Подпись поставил Я, Сулейман-Хан, султан из султанов, просвещенный, изобильный, великодушный, протягивающий руку помощи, владетель Анатолии, и проч.
Но не представилось Карлу Плутоватому, истребителю посланников, случая узнать о том, что замышляется на Босфоре, где плесневеют в темницах все его лазутчики. Генуэзские купцы – его последняя надежда – не могут выйти в море, потому что агенты султана задерживают им погрузку.
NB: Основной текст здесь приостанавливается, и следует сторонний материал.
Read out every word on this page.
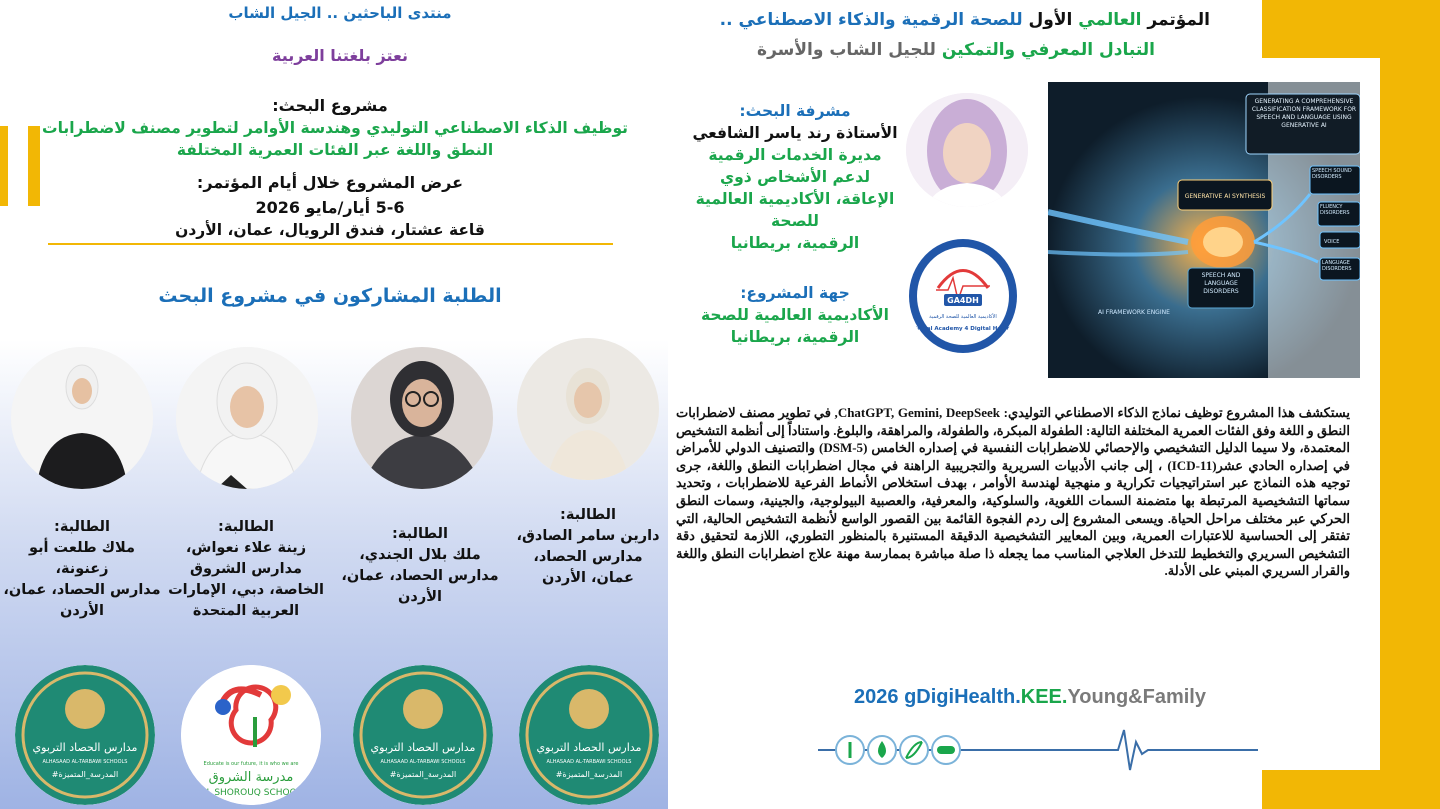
منتدى الباحثين .. الجيل الشاب
نعتز بلغتنا العربية
مشروع البحث:
توظيف الذكاء الاصطناعي التوليدي وهندسة الأوامر لتطوير مصنف لاضطرابات النطق واللغة عبر الفئات العمرية المختلفة
عرض المشروع خلال أيام المؤتمر:
5-6 أيار/مايو 2026
قاعة عشتار، فندق الرويال، عمان، الأردن
الطلبة المشاركون في مشروع البحث
الطالبة:
دارين سامر الصادق،
مدارس الحصاد،
عمان، الأردن
الطالبة:
ملك بلال الجندي،
مدارس الحصاد، عمان،
الأردن
الطالبة:
زينة علاء نعواش،
مدارس الشروق الخاصة، دبي، الإمارات
العربية المتحدة
الطالبة:
ملاك طلعت أبو زعنونة،
مدارس الحصاد، عمان،
الأردن
مدارس الحصاد التربوي
ALHASAAD AL-TARBAWI SCHOOLS
#المدرسة_المتميزة
مدارس الحصاد التربوي
ALHASAAD AL-TARBAWI SCHOOLS
#المدرسة_المتميزة
Educate is our future, it is who we are
مدرسة الشروق
AL SHOROUQ SCHOOL
مدارس الحصاد التربوي
ALHASAAD AL-TARBAWI SCHOOLS
#المدرسة_المتميزة
المؤتمر العالمي الأول للصحة الرقمية والذكاء الاصطناعي ..
التبادل المعرفي والتمكين للجيل الشاب والأسرة
GENERATING A COMPREHENSIVE CLASSIFICATION FRAMEWORK FOR SPEECH AND LANGUAGE USING GENERATIVE AI
GENERATIVE AI SYNTHESIS
SPEECH AND LANGUAGE DISORDERS
AI FRAMEWORK ENGINE
SPEECH SOUND DISORDERS
FLUENCY DISORDERS
VOICE
LANGUAGE DISORDERS
GA4DH
الأكاديمية العالمية للصحة الرقمية
Global Academy 4 Digital Health
مشرفة البحث:
الأستاذة رند ياسر الشافعي
مديرة الخدمات الرقمية لدعم الأشخاص ذوي الإعاقة، الأكاديمية العالمية للصحة
الرقمية، بريطانيا
جهة المشروع:
الأكاديمية العالمية للصحة
الرقمية، بريطانيا
يستكشف هذا المشروع توظيف نماذج الذكاء الاصطناعي التوليدي: ChatGPT, Gemini, DeepSeek, في تطوير مصنف لاضطرابات النطق و اللغة وفق الفئات العمرية المختلفة التالية: الطفولة المبكرة، والطفولة، والمراهقة، والبلوغ. واستناداً إلى أنظمة التشخيص المعتمدة، ولا سيما الدليل التشخيصي والإحصائي للاضطرابات النفسية في إصداره الخامس (DSM-5) والتصنيف الدولي للأمراض في إصداره الحادي عشر(ICD-11) ، إلى جانب الأدبيات السريرية والتجريبية الراهنة في مجال اضطرابات النطق واللغة، جرى توجيه هذه النماذج عبر استراتيجيات تكرارية و منهجية لهندسة الأوامر ، بهدف استخلاص الأنماط الفرعية للاضطرابات ، وتحديد سماتها التشخيصية المرتبطة بها متضمنة السمات اللغوية، والسلوكية، والمعرفية، والعصبية البيولوجية، والجينية، وسمات النطق الحركي عبر مختلف مراحل الحياة. ويسعى المشروع إلى ردم الفجوة القائمة بين القصور الواسع لأنظمة التشخيص الحالية، التي تفتقر إلى الحساسية للاعتبارات العمرية، وبين المعايير التشخيصية الدقيقة المستنيرة بالمنظور التطوري، اللازمة لتحقيق دقة التشخيص السريري والتخطيط للتدخل العلاجي المناسب مما يجعله ذا صلة مباشرة بممارسة مهنة علاج اضطرابات النطق واللغة والقرار السريري المبني على الأدلة.
2026 gDigiHealth.KEE.Young&Family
Ну, а венецианцы скорее склоняются на сторону французов, поэтому соблюдают нейтралитет и не передают никаких сообщений, кроме своего собственного, шифрованного, в которое Совет Десяти посвящает только троих из своих членов.
Карла задерживают в Вальядолиде заседания кастильских кортесов. Любящие его подданные, не скупясь на смиренные увещевания, умоляют его отказаться от непрерывных путешествий вдоль и поперек империи. Пережив момент столь ужасной растерянности от страха за его персону во время алжирского бедствия, они слишком обеспокоены и вновь боятся его потерять. Карл рыдает. Его народ верит в искренность этих слез, но в действительности он плачет от ярости, потому что его прижимистым подданным жаль для него одного миллиона двухсот тысяч дукатов, которых ему бы хватило, чтобы снова отправиться воевать.
На востоке империи под турецким игом агонизирует Венгрия. Даже Вена на краю гибели! А он вынужден сидеть и понапрасну ждать прибытия канцлера Гранвелы с новостями из Генуи! Информаторы под замком, непрестанно бушуют ураганы, между Антибом и Йерскими островами шныряют разведывательные галеры французов и задерживают его посредника – ничто ему не благоприятствует, а тут еще этот новый приступ подагры.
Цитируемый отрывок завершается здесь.